Por: Elko Omar Vázquez Erosa

Luego de la quiebra de los negocios familiares gracias a las políticas de uno de tantos de entre la interminable fila de payasos que se han sentado en la silla presidencial de México —en este caso Carlos Salinas de Gortari— mi papá tuvo que arreglar unas pensiones para que viviéramos de ellas en lo que pensábamos qué hacer.

Si mi papá quería aumentar el monto a percibir tenía que demostrar que sus hijos seguían estudiando y me pidió la boleta de mis calificaciones, ¡y en la Universidad! ¡Dios, en la Universidad!
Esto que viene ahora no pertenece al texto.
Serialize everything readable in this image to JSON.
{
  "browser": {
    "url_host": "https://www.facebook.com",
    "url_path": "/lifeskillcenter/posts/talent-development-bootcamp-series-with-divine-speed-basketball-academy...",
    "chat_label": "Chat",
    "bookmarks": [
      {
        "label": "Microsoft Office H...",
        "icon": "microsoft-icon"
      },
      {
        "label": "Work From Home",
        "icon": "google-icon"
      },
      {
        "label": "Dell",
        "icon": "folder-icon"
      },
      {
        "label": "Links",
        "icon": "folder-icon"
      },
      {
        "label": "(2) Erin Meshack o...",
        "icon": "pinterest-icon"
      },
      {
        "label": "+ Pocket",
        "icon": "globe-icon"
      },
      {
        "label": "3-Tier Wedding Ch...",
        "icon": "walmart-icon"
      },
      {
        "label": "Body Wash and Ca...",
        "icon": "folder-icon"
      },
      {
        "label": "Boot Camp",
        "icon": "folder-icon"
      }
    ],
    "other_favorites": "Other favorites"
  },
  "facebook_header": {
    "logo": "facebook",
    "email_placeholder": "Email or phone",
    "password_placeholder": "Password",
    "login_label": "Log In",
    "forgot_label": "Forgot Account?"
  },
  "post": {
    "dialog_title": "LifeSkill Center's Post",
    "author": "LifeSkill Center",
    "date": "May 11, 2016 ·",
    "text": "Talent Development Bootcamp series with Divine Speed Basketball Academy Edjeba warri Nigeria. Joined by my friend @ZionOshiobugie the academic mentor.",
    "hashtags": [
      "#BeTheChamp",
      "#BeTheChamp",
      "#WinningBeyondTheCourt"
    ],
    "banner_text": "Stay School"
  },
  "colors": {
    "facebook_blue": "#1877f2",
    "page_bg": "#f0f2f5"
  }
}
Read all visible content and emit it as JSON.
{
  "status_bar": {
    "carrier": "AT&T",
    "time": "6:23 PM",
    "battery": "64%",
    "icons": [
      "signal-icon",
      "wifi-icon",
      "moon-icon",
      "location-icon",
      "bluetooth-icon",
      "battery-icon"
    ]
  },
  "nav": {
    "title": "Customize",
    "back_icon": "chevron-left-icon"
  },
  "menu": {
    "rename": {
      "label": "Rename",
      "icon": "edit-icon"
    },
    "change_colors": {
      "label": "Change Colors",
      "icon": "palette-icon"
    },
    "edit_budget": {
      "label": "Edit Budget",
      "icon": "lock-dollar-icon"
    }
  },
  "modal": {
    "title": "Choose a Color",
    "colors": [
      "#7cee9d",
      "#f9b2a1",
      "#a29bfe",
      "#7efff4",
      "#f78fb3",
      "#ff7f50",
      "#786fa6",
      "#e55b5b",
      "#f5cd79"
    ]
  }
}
Justo cuando creía que se habían acabado para siempre los prefectos, las maestras orientadoras, las juntas de padres y demás incordios, y es que ignoraba los horrores que todavía me aguardaban en el mundo laboral del que creía, con una ingenuidad enternecedora, que podría salvarme gracias a las ganancias que me reportarían mis libros de poesía.

Para mí serían las tardes apacibles en alguna buhardilla, con deliciosos recorridos por los bares y cafés que sirven de escenario a la bohemia, con algunas escapadas a pueblos melancólicos y ciudades lejanas.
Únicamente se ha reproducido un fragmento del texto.